Middle East Quarterly

Winter 1996

Volume 3: Number 1

The United Nations and the Iraq-Kuwait Conflict, 1990-1996

Documents -- mostly but not exclusively from the United Nations -- are the star here, taking up 700 pages. Implicitly recognizing that the United Nations had only a minor role until the fighting ended in February 1991, nine-tenths of the documents date from the period since then, presenting the sanctions regime in all its military and economic complexity. They contain very little legalese or U.N. self-importance and lots of substance, including much hard-hitting analysis (a human rights report by Max van der Stoel, for example, cites Iraq as “one huge prison”).

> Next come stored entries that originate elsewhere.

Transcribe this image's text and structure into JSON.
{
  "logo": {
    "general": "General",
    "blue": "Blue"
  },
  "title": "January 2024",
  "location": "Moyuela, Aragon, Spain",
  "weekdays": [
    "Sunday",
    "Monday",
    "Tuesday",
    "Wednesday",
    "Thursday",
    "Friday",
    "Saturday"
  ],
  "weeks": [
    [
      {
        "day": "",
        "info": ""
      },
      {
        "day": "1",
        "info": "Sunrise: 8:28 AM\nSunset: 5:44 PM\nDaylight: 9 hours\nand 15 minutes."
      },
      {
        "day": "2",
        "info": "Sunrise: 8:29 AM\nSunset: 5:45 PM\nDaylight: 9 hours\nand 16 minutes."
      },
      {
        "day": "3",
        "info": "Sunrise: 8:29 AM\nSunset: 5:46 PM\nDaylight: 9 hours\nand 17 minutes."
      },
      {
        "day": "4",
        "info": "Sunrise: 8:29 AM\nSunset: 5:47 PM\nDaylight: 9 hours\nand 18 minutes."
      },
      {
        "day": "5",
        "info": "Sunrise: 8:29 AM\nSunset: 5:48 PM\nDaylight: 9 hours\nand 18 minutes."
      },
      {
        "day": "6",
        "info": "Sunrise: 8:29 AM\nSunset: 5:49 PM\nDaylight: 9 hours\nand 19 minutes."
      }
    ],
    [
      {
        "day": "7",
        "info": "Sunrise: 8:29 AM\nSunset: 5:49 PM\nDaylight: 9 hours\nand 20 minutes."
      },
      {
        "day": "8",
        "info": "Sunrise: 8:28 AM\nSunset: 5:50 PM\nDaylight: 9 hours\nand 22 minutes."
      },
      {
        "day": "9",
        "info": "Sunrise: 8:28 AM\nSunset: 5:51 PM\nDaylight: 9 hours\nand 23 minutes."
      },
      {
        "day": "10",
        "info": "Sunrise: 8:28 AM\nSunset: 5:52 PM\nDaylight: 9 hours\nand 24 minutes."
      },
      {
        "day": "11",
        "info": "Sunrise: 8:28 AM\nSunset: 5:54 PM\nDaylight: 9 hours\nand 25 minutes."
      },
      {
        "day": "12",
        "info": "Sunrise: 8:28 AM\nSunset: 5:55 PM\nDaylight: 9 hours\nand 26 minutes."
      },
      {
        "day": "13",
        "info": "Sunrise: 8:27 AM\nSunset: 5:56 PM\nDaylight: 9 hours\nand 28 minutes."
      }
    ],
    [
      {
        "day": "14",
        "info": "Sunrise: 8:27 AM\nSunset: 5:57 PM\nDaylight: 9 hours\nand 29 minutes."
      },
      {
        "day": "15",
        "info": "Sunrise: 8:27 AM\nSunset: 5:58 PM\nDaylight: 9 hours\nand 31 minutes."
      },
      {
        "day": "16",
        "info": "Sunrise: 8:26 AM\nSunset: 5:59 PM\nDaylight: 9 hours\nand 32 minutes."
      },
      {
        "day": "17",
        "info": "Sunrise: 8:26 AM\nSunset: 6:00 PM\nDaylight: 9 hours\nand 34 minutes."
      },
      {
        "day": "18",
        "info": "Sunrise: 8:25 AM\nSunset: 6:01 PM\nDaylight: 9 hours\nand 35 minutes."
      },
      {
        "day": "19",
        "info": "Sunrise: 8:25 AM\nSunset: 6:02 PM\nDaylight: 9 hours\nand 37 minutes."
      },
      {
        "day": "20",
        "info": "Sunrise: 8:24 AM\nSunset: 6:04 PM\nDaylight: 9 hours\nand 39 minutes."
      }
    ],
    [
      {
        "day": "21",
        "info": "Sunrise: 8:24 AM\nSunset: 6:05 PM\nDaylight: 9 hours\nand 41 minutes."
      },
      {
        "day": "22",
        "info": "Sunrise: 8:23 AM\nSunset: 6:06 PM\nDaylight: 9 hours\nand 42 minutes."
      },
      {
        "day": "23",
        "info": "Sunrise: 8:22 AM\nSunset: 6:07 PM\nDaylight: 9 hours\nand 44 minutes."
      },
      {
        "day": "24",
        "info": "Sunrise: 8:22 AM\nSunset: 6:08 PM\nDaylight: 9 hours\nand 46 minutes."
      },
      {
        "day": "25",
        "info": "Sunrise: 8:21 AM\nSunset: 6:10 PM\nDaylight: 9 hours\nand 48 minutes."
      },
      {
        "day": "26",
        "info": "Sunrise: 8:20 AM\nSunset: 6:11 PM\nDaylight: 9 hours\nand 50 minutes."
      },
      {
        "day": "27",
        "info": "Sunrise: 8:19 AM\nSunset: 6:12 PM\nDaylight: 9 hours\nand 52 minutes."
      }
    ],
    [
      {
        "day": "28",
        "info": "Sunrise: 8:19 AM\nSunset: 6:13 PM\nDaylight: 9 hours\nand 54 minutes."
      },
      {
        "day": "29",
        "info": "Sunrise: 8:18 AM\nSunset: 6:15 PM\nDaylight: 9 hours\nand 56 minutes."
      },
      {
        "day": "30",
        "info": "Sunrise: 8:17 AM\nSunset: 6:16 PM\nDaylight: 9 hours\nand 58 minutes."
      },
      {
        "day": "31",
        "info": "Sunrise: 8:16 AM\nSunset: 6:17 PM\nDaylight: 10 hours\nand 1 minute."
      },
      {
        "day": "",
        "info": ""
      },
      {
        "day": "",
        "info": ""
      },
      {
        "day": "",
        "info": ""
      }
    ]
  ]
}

A reader looking for Boutros-Ghali’s few perfunctory introduction lines might look in vain and conclude that they got omitted. Not so; the secretary-general is credited for the fine 113-page analysis that opens the volume. Lest it be assumed that this be a courtesy for the U.N.'s chief executive, note that he cut his teeth as a professor of international law and, in addition to other books in this same U.N. series, compiled prior such books. But Boutros-Ghali’s text, for all its virtues, is prisoner to the unique U.N. perspective. The first paragraph lauds that organization for acting “as a powerful instrument for international peace and security.” The second presents the Iraqi assault on Kuwait as “the first instance” since 1945 when “one Member State sought to completely overpower and annex another” -- a bit of revisionist history that ignores other such instances (Israel and Bosnia) where more controversy reigns.